De la cual no tendremos remedio mientras sigamos creyendo que por un lado están las fuerzas del bien y la verdad, y por otro las fuerzas del mal y la mentira. Y que nosotros estamos, no faltaría más, del lado del bien y la verdad (o, mejor dicho, que el bien y la verdad están donde estamos nosotros). No tendremos remedio si no volvemos a entendernos, a hablarnos y a querernos como personas, con común entendimiento y con sentido común. No tendremos remedio si no hacemos la prueba de llegar a acuerdos políticos y pactos sociales por convencimiento y consentimiento mutuo (es decir, por consenso) entre todas y todos, en la Nación, no por mayoría electoral o por la fuerza de una minoría mesiánica.

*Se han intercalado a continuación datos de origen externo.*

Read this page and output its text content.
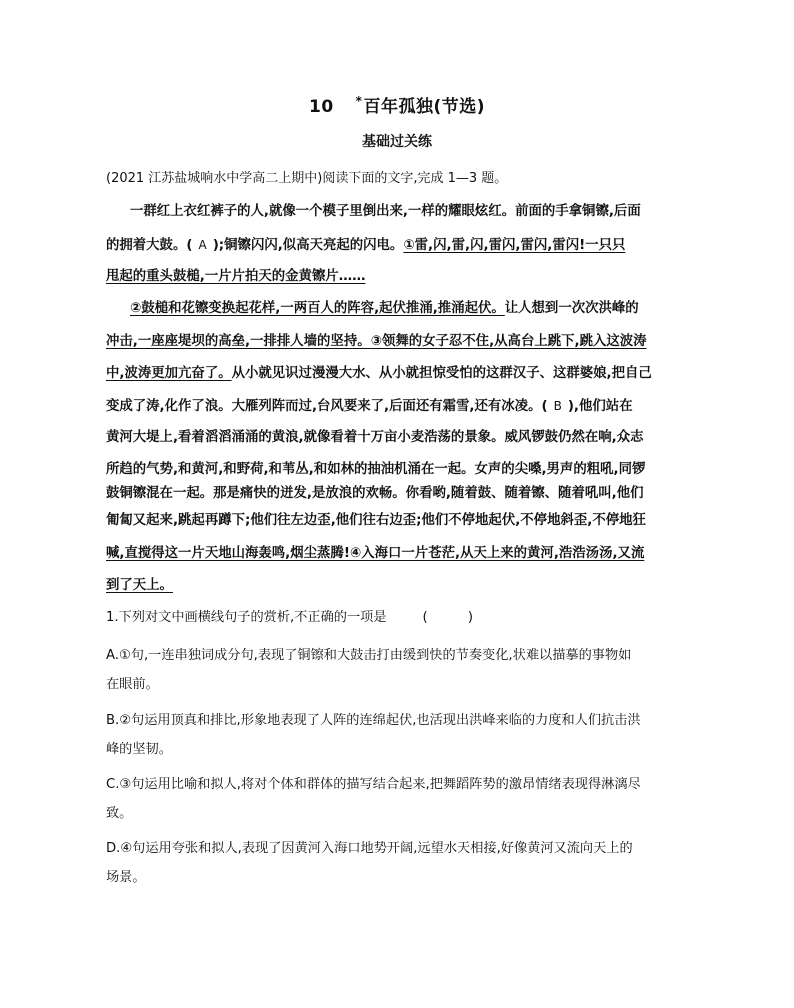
10 *百年孤独(节选)
基础过关练
(2021 江苏盐城响水中学高二上期中)阅读下面的文字,完成 1—3 题。
一群红上衣红裤子的人,就像一个模子里倒出来,一样的耀眼炫红。前面的手拿铜镲,后面
的拥着大鼓。( A );铜镲闪闪,似高天亮起的闪电。①雷,闪,雷,闪,雷闪,雷闪,雷闪!一只只
甩起的重头鼓槌,一片片拍天的金黄镲片……
②鼓槌和花镲变换起花样,一两百人的阵容,起伏推涌,推涌起伏。让人想到一次次洪峰的
冲击,一座座堤坝的高垒,一排排人墙的坚持。③领舞的女子忍不住,从高台上跳下,跳入这波涛
中,波涛更加亢奋了。从小就见识过漫漫大水、从小就担惊受怕的这群汉子、这群婆娘,把自己
变成了涛,化作了浪。大雁列阵而过,台风要来了,后面还有霜雪,还有冰凌。( B ),他们站在
黄河大堤上,看着滔滔涌涌的黄浪,就像看着十万亩小麦浩荡的景象。威风锣鼓仍然在响,众志
所趋的气势,和黄河,和野荷,和苇丛,和如林的抽油机涌在一起。女声的尖嗓,男声的粗吼,同锣
鼓铜镲混在一起。那是痛快的迸发,是放浪的欢畅。你看哟,随着鼓、随着镲、随着吼叫,他们
匍匐又起来,跳起再蹲下;他们往左边歪,他们往右边歪;他们不停地起伏,不停地斜歪,不停地狂
喊,直搅得这一片天地山海轰鸣,烟尘蒸腾!④入海口一片苍茫,从天上来的黄河,浩浩汤汤,又流
到了天上。
1.下列对文中画横线句子的赏析,不正确的一项是	( )
A.①句,一连串独词成分句,表现了铜镲和大鼓击打由缓到快的节奏变化,状难以描摹的事物如
在眼前。
B.②句运用顶真和排比,形象地表现了人阵的连绵起伏,也活现出洪峰来临的力度和人们抗击洪
峰的坚韧。
C.③句运用比喻和拟人,将对个体和群体的描写结合起来,把舞蹈阵势的激昂情绪表现得淋漓尽
致。
D.④句运用夸张和拟人,表现了因黄河入海口地势开阔,远望水天相接,好像黄河又流向天上的
场景。
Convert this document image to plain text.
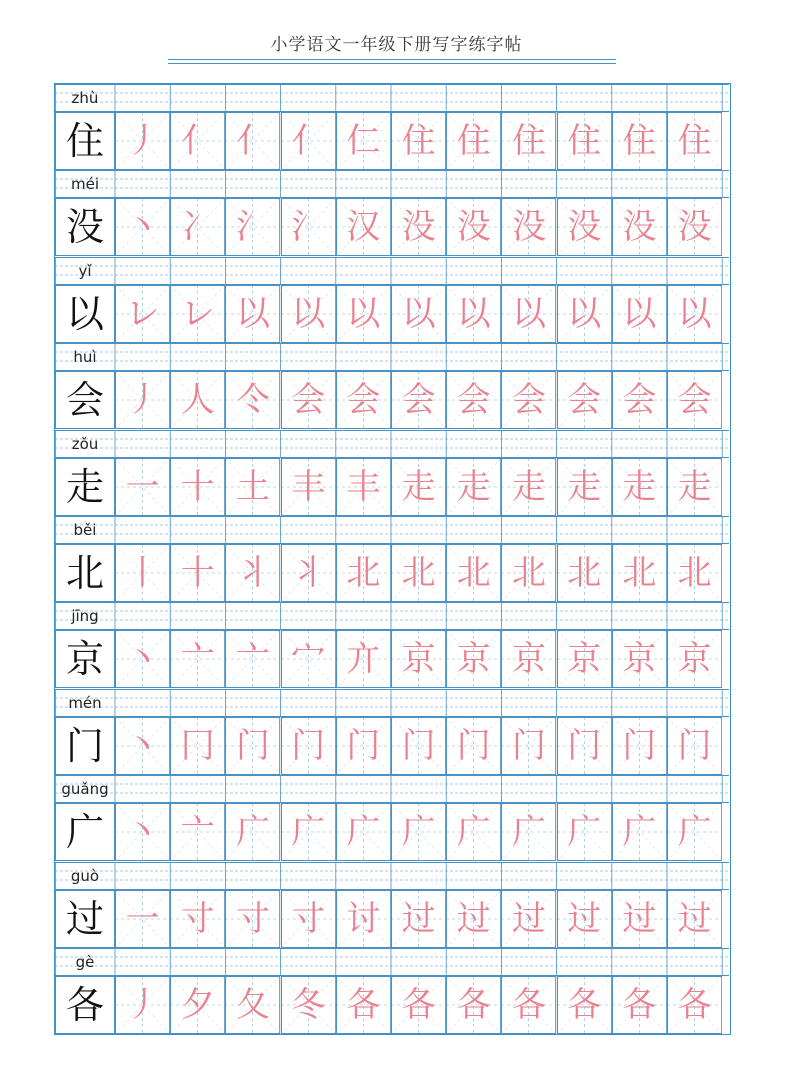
小学语文一年级下册写字练字帖
zhù
住 丿 亻 亻 亻 仁 住 住 住 住 住 住
méi
没 丶 冫 氵 氵 汉 没 没 没 没 没 没
yǐ
以 レ レ 以 以 以 以 以 以 以 以 以
huì
会 丿 人 仒 会 会 会 会 会 会 会 会
zǒu
走 一 十 土 丰 丰 走 走 走 走 走 走
běi
北 丨 十 丬 丬 北 北 北 北 北 北 北
jīng
京 丶 亠 亠 宀 亣 京 京 京 京 京 京
mén
门 丶 冂 门 门 门 门 门 门 门 门 门
guǎng
广 丶 亠 广 广 广 广 广 广 广 广 广
guò
过 一 寸 寸 寸 讨 过 过 过 过 过 过
gè
各 丿 夕 夂 冬 各 各 各 各 各 各 各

No tendremos remedio mientras no derrotemos nuestra tradicional hiperinflación política y recuperemos el valor de nuestra inteligencia o entendimiento social. Y el primer paso para zafarnos de los cuernos del dilema chavismo-antichavismo es comprender que, en realidad, hay muchas cosas en que todos y todas estamos de acuerdo. (En el peor de los casos, estaríamos de acuerdo en que no estamos de acuerdo en nada, y eso ya es estar de acuerdo en algo y, por tanto, no podemos estar en absoluto desacuerdo.) El segundo paso es comprender que, para estar cuerdos, hay que hacer acuerdos. Y el tercer paso es comprender que el Sol no gira alrededor de la Tierra, la Tierra no gira en torno a Venezuela, Venezuela no gira en torno a Miraflores y Miraflores no gira en torno al Socialismo Ventiúnico, aunque parezca lo contrario.